Rara pun membuka pintu, tetapi tak disangka jika Ryan adalah orang yang bertamu. Tak ayal pintu itu pun langsung ditutup dengan keras. Nahasnya, hidung Ryan terbentur pintu itu sampai terasa kebas.
"Aww!" pekik Ryan merasa kesakitan.
Rara yang mendengarnya pun merasa tidak tega. Bagaimanapun dia tidak sengaja. Pintu itu pun kembali dibuka. "Sory, sory ... nggak sengaja," ucapnya sambil meringis melihat hidung Ryan yang mengeluarkan darah, "pasti sakit?" imbuhnya lirih.
Ryan tak menjawab karena sepertinya Rara sudah tahu jawabannya. Hidung yang berdarah itu sebagai bukti nyata jika lukanya memang tak biasa. Lekas, Rara menggiring tubuh Ryan lalu mendudukkannya di kursi teras depan. Kemudian, Rara berlari ke dalam hendak mengambil kompres dan alat P3K untuk Ryan.
"Masih sakit?" Rara bertanya ketika sudah berhasil menyumbat darah yang keluar dari hidung Ryan. Kini, gadis itu sedang mengompres hidung lelaki itu dengan menggunakan es batu untuk mengurangi bengkak dan meredakan nyeri pada lukanya.
"Aku mau minta maaf masalah yang kemarin." Alih-alih menjawab pertanyaan Rara, Ryan malah berkata seperti itu. Hal itu membuat Rara mengingat kembali kejadian yang membuatnya malu. Gadis itu langsung menekan hidung Ryan dengan kompres di tangannya, lalu melepaskannya dengan sedikit keras, Ryan pun sontak menjerit kesakitan, refleks tangannya mengambil alih kompres yang hampir jatuh ke lantai.
"Aku punya alasan melakukan itu, Ra," ucap Ryan lagi dengan tatapan sendu. Hatinya seperti melesak ke dasar melihat Rara begitu acuh tak acuh.
"Apa alasannya masih sama? Kamu mau melindungi aku dari Pak Danang yang merupakan orang yang jahat dan suka melecehkan perempuan?" tanya Rara dengan tatapan penuh sindiran. Ryan pun mengangguk mengiyakan.
Rara tersenyum miris. Ryan terlihat seperti maling teriak maling. Apa dia tidak sadar dengan apa yang dilakukannya di tempat syuting?
"Jadi menurut kamu Pak Danang adalah orang messum," Rara mengangguk-anggukkan kepalanya sambil memegang dagu. Ryan tersenyum melihat reaksi Rara yang sepertinya percaya dengan perkataannya karena mimik wajah Rara kini terlihat biasa saja.
Akan tetapi, senyuman itu perlahan sirna tatkala sorot mata Rara berubah laksana elang yang hendak menerkam mangsanya.

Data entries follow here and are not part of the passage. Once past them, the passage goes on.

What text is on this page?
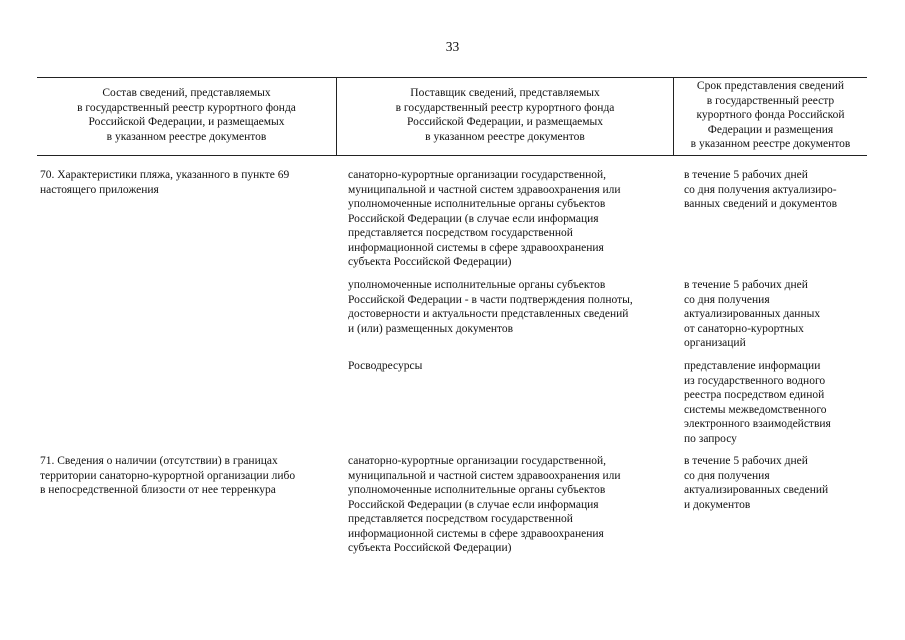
33
Состав сведений, представляемых
в государственный реестр курортного фонда
Российской Федерации, и размещаемых
в указанном реестре документов
Поставщик сведений, представляемых
в государственный реестр курортного фонда
Российской Федерации, и размещаемых
в указанном реестре документов
Срок представления сведений
в государственный реестр
курортного фонда Российской
Федерации и размещения
в указанном реестре документов
70. Характеристики пляжа, указанного в пункте 69
настоящего приложения
санаторно-курортные организации государственной,
муниципальной и частной систем здравоохранения или
уполномоченные исполнительные органы субъектов
Российской Федерации (в случае если информация
представляется посредством государственной
информационной системы в сфере здравоохранения
субъекта Российской Федерации)
в течение 5 рабочих дней
со дня получения актуализиро-
ванных сведений и документов
уполномоченные исполнительные органы субъектов
Российской Федерации - в части подтверждения полноты,
достоверности и актуальности представленных сведений
и (или) размещенных документов
в течение 5 рабочих дней
со дня получения
актуализированных данных
от санаторно-курортных
организаций
Росводресурсы	представление информации
из государственного водного
реестра посредством единой
системы межведомственного
электронного взаимодействия
по запросу
71. Сведения о наличии (отсутствии) в границах
территории санаторно-курортной организации либо
в непосредственной близости от нее терренкура
санаторно-курортные организации государственной,
муниципальной и частной систем здравоохранения или
уполномоченные исполнительные органы субъектов
Российской Федерации (в случае если информация
представляется посредством государственной
информационной системы в сфере здравоохранения
субъекта Российской Федерации)
в течение 5 рабочих дней
со дня получения
актуализированных сведений
и документов
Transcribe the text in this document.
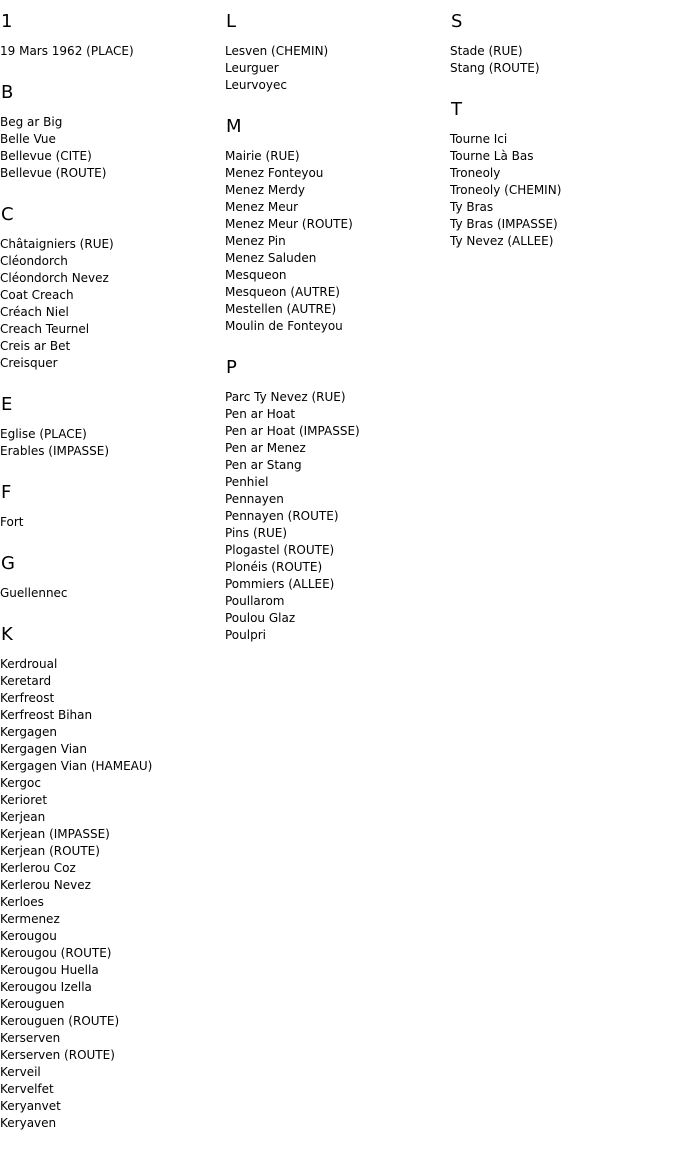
1
19 Mars 1962 (PLACE)
B
Beg ar Big
Belle Vue
Bellevue (CITE)
Bellevue (ROUTE)
C
Châtaigniers (RUE)
Cléondorch
Cléondorch Nevez
Coat Creach
Créach Niel
Creach Teurnel
Creis ar Bet
Creisquer
E
Eglise (PLACE)
Erables (IMPASSE)
F
Fort
G
Guellennec
K
Kerdroual
Keretard
Kerfreost
Kerfreost Bihan
Kergagen
Kergagen Vian
Kergagen Vian (HAMEAU)
Kergoc
Kerioret
Kerjean
Kerjean (IMPASSE)
Kerjean (ROUTE)
Kerlerou Coz
Kerlerou Nevez
Kerloes
Kermenez
Kerougou
Kerougou (ROUTE)
Kerougou Huella
Kerougou Izella
Kerouguen
Kerouguen (ROUTE)
Kerserven
Kerserven (ROUTE)
Kerveil
Kervelfet
Keryanvet
Keryaven
L
Lesven (CHEMIN)
Leurguer
Leurvoyec
M
Mairie (RUE)
Menez Fonteyou
Menez Merdy
Menez Meur
Menez Meur (ROUTE)
Menez Pin
Menez Saluden
Mesqueon
Mesqueon (AUTRE)
Mestellen (AUTRE)
Moulin de Fonteyou
P
Parc Ty Nevez (RUE)
Pen ar Hoat
Pen ar Hoat (IMPASSE)
Pen ar Menez
Pen ar Stang
Penhiel
Pennayen
Pennayen (ROUTE)
Pins (RUE)
Plogastel (ROUTE)
Plonéis (ROUTE)
Pommiers (ALLEE)
Poullarom
Poulou Glaz
Poulpri
S
Stade (RUE)
Stang (ROUTE)
T
Tourne Ici
Tourne Là Bas
Troneoly
Troneoly (CHEMIN)
Ty Bras
Ty Bras (IMPASSE)
Ty Nevez (ALLEE)
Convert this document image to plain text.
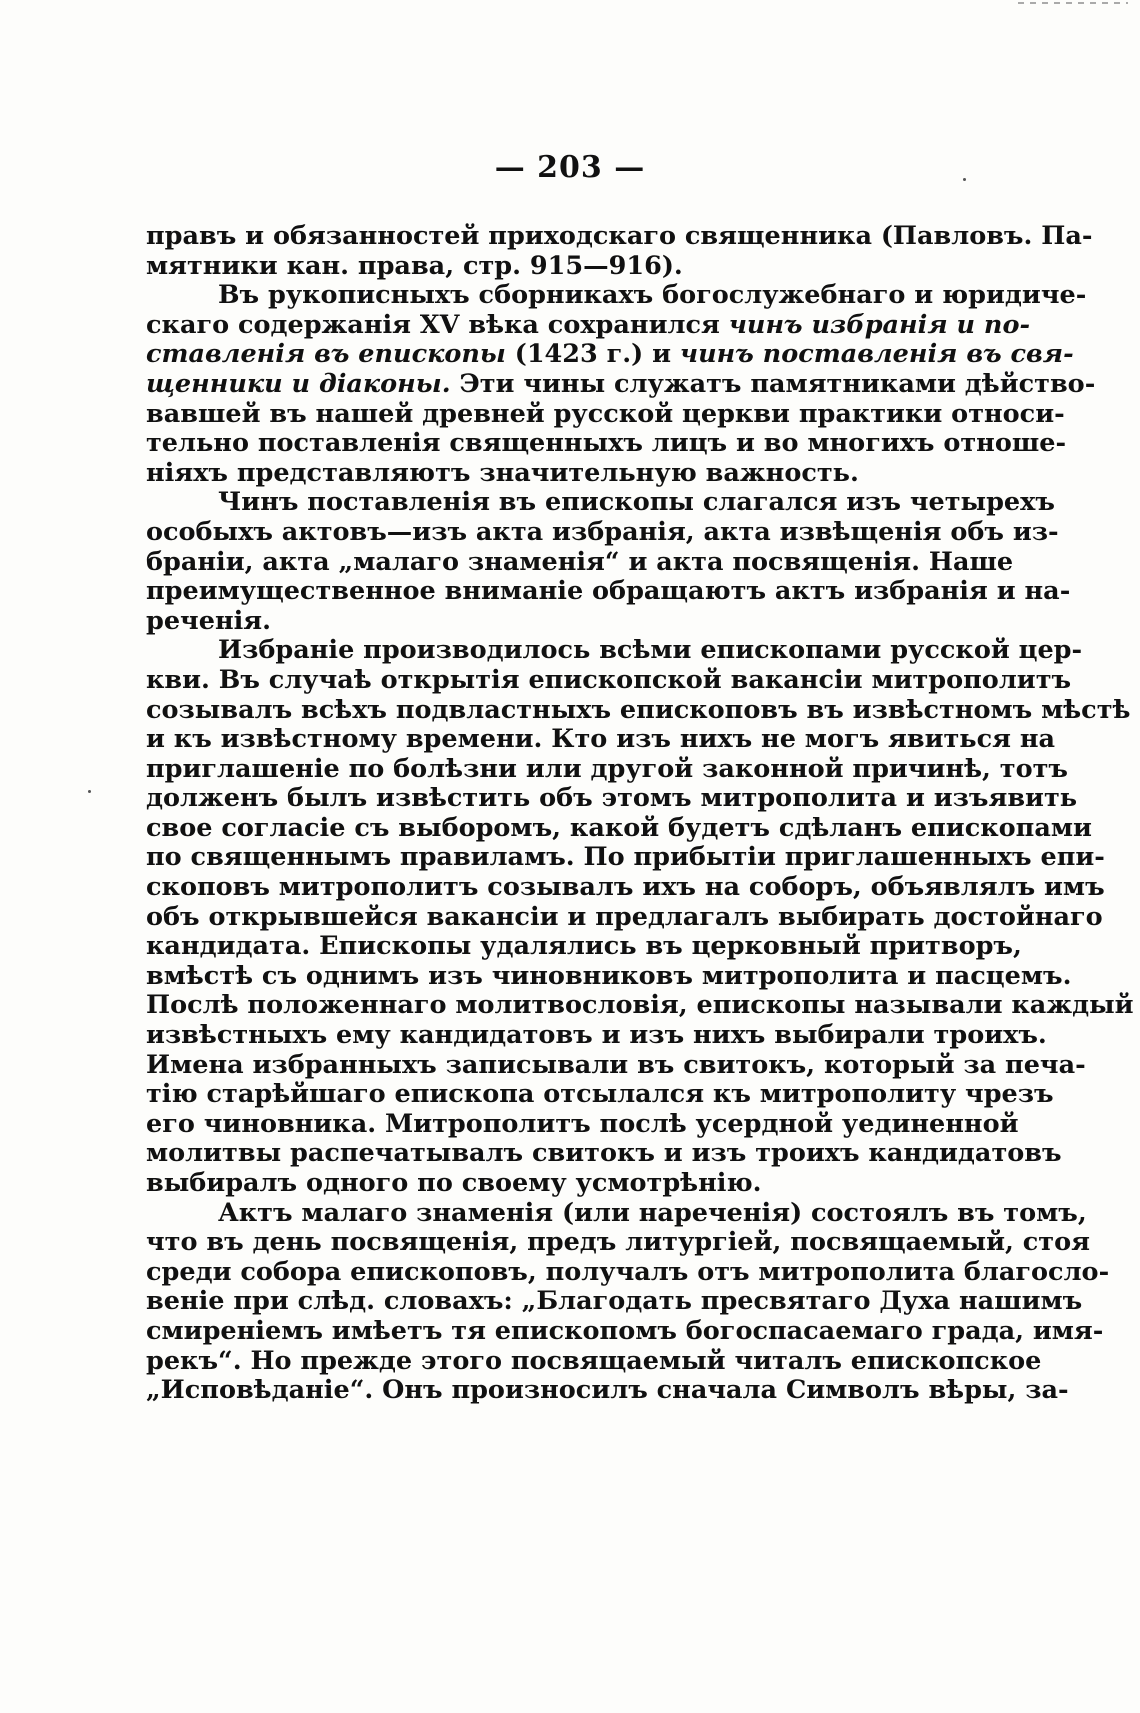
— 203 —
правъ и обязанностей приходскаго священника (Павловъ. Па-
мятники кан. права, стр. 915—916).
Въ рукописныхъ сборникахъ богослужебнаго и юридиче-
скаго содержанія XV вѣка сохранился чинъ избранія и по-
ставленія въ епископы (1423 г.) и чинъ поставленія въ свя-
щенники и діаконы. Эти чины служатъ памятниками дѣйство-
вавшей въ нашей древней русской церкви практики относи-
тельно поставленія священныхъ лицъ и во многихъ отноше-
ніяхъ представляютъ значительную важность.
Чинъ поставленія въ епископы слагался изъ четырехъ
особыхъ актовъ—изъ акта избранія, акта извѣщенія объ из-
браніи, акта „малаго знаменія“ и акта посвященія. Наше
преимущественное вниманіе обращаютъ актъ избранія и на-
реченія.
Избраніе производилось всѣми епископами русской цер-
кви. Въ случаѣ открытія епископской вакансіи митрополитъ
созывалъ всѣхъ подвластныхъ епископовъ въ извѣстномъ мѣстѣ
и къ извѣстному времени. Кто изъ нихъ не могъ явиться на
приглашеніе по болѣзни или другой законной причинѣ, тотъ
долженъ былъ извѣстить объ этомъ митрополита и изъявить
свое согласіе съ выборомъ, какой будетъ сдѣланъ епископами
по священнымъ правиламъ. По прибытіи приглашенныхъ епи-
скоповъ митрополитъ созывалъ ихъ на соборъ, объявлялъ имъ
объ открывшейся вакансіи и предлагалъ выбирать достойнаго
кандидата. Епископы удалялись въ церковный притворъ,
вмѣстѣ съ однимъ изъ чиновниковъ митрополита и пасцемъ.
Послѣ положеннаго молитвословія, епископы называли каждый
извѣстныхъ ему кандидатовъ и изъ нихъ выбирали троихъ.
Имена избранныхъ записывали въ свитокъ, который за печа-
тію старѣйшаго епископа отсылался къ митрополиту чрезъ
его чиновника. Митрополитъ послѣ усердной уединенной
молитвы распечатывалъ свитокъ и изъ троихъ кандидатовъ
выбиралъ одного по своему усмотрѣнію.
Актъ малаго знаменія (или нареченія) состоялъ въ томъ,
что въ день посвященія, предъ литургіей, посвящаемый, стоя
среди собора епископовъ, получалъ отъ митрополита благосло-
веніе при слѣд. словахъ: „Благодать пресвятаго Духа нашимъ
смиреніемъ имѣетъ тя епископомъ богоспасаемаго града, имя-
рекъ“. Но прежде этого посвящаемый читалъ епископское
„Исповѣданіе“. Онъ произносилъ сначала Символъ вѣры, за-
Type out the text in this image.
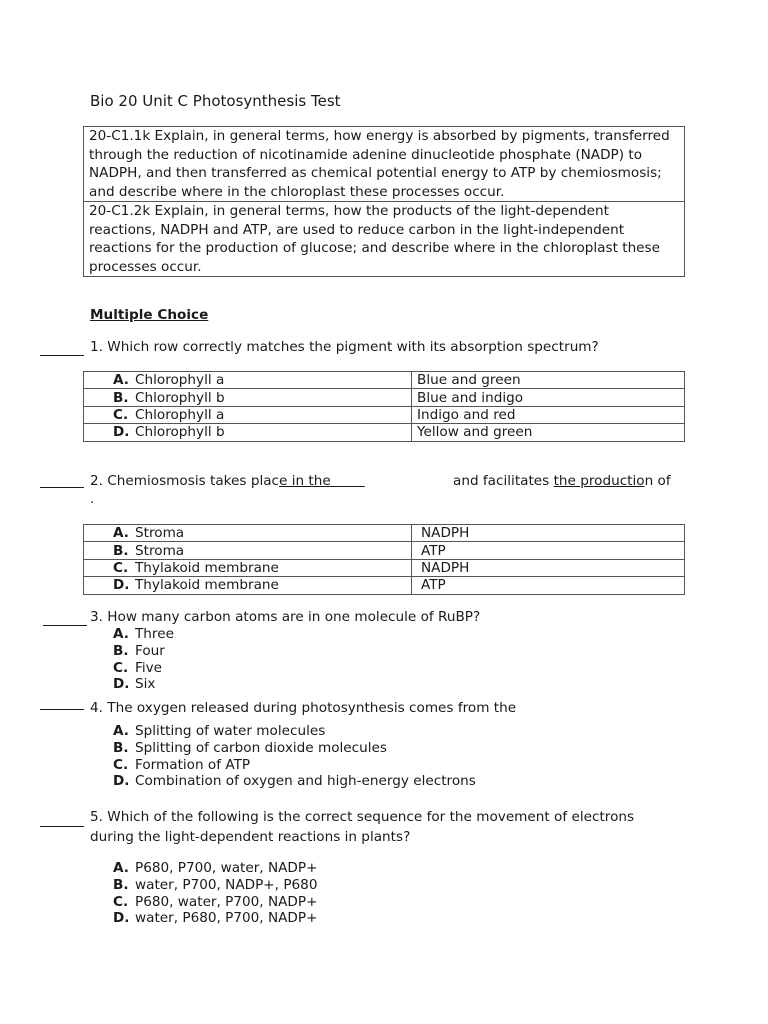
Bio 20 Unit C Photosynthesis Test
20-C1.1k Explain, in general terms, how energy is absorbed by pigments, transferred through the reduction of nicotinamide adenine dinucleotide phosphate (NADP) to NADPH, and then transferred as chemical potential energy to ATP by chemiosmosis; and describe where in the chloroplast these processes occur.
20-C1.2k Explain, in general terms, how the products of the light-dependent reactions, NADPH and ATP, are used to reduce carbon in the light-independent reactions for the production of glucose; and describe where in the chloroplast these processes occur.
Multiple Choice
1. Which row correctly matches the pigment with its absorption spectrum?
A. Chlorophyll a	Blue and green
B. Chlorophyll b	Blue and indigo
C. Chlorophyll a	Indigo and red
D. Chlorophyll b	Yellow and green
2. Chemiosmosis takes place in the   	and facilitates the production of
.
A. Stroma	NADPH
B. Stroma	ATP
C. Thylakoid membrane	NADPH
D. Thylakoid membrane	ATP
3. How many carbon atoms are in one molecule of RuBP?
A. Three
B. Four
C. Five
D. Six
4. The oxygen released during photosynthesis comes from the
A. Splitting of water molecules
B. Splitting of carbon dioxide molecules
C. Formation of ATP
D. Combination of oxygen and high-energy electrons
5. Which of the following is the correct sequence for the movement of electrons
during the light-dependent reactions in plants?
A. P680, P700, water, NADP+
B. water, P700, NADP+, P680
C. P680, water, P700, NADP+
D. water, P680, P700, NADP+
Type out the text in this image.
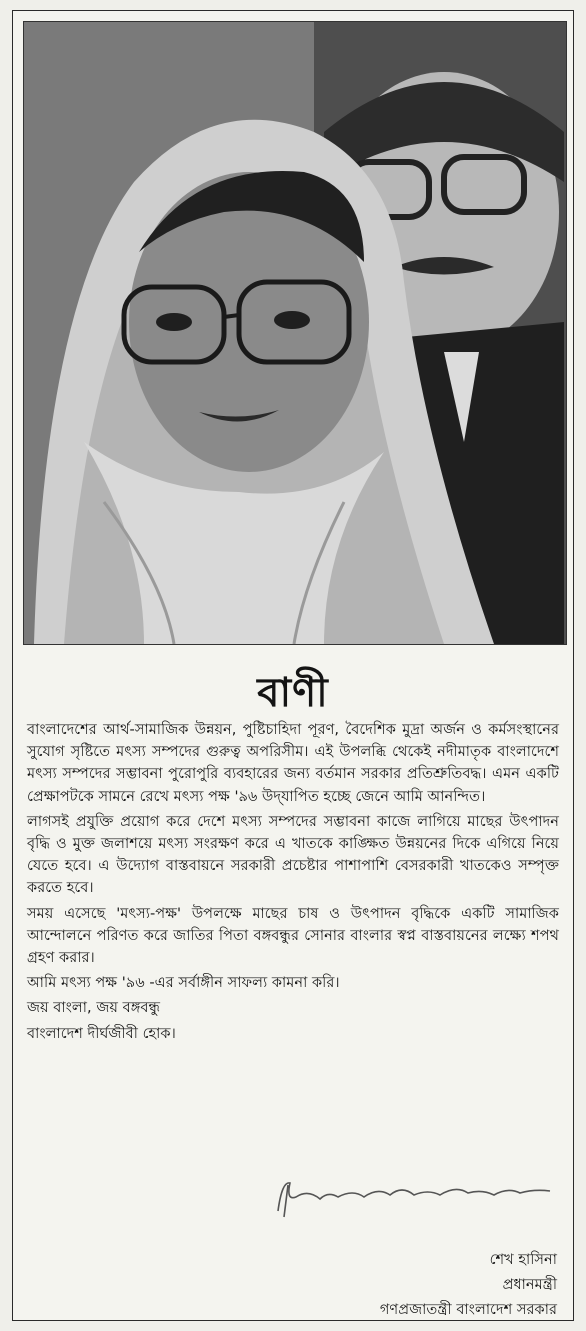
বাণী

বাংলাদেশের আর্থ-সামাজিক উন্নয়ন, পুষ্টিচাহিদা পূরণ, বৈদেশিক মুদ্রা অর্জন ও কর্মসংস্থানের সুযোগ সৃষ্টিতে মৎস্য সম্পদের গুরুত্ব অপরিসীম। এই উপলব্ধি থেকেই নদীমাতৃক বাংলাদেশে মৎস্য সম্পদের সম্ভাবনা পুরোপুরি ব্যবহারের জন্য বর্তমান সরকার প্রতিশ্রুতিবদ্ধ। এমন একটি প্রেক্ষাপটকে সামনে রেখে মৎস্য পক্ষ '৯৬ উদ্‌যাপিত হচ্ছে জেনে আমি আনন্দিত।

লাগসই প্রযুক্তি প্রয়োগ করে দেশে মৎস্য সম্পদের সম্ভাবনা কাজে লাগিয়ে মাছের উৎপাদন বৃদ্ধি ও মুক্ত জলাশয়ে মৎস্য সংরক্ষণ করে এ খাতকে কাঙ্ক্ষিত উন্নয়নের দিকে এগিয়ে নিয়ে যেতে হবে। এ উদ্যোগ বাস্তবায়নে সরকারী প্রচেষ্টার পাশাপাশি বেসরকারী খাতকেও সম্পৃক্ত করতে হবে।

সময় এসেছে 'মৎস্য-পক্ষ' উপলক্ষে মাছের চাষ ও উৎপাদন বৃদ্ধিকে একটি সামাজিক আন্দোলনে পরিণত করে জাতির পিতা বঙ্গবন্ধুর সোনার বাংলার স্বপ্ন বাস্তবায়নের লক্ষ্যে শপথ গ্রহণ করার।

আমি মৎস্য পক্ষ '৯৬ -এর সর্বাঙ্গীন সাফল্য কামনা করি।

জয় বাংলা, জয় বঙ্গবন্ধু

বাংলাদেশ দীর্ঘজীবী হোক।

শেখ হাসিনা
প্রধানমন্ত্রী
গণপ্রজাতন্ত্রী বাংলাদেশ সরকার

Kepalanya mendekati wajah Ryan dengan perlahan. "Lalu bagaimana dengan kamu yang sengaja mencium paksa aku di depan banyak orang, hah? Apa itu nggak messum juga?" pekik Rara selanjutnya. Ryan sontak menelan saliva tanpa bisa menyanggahnya. Kedua matanya mengerjap tidak berdaya.
"Kamu bilang apa? Nak Ryan mencoba mencium paksa kamu di depan banyak orang?"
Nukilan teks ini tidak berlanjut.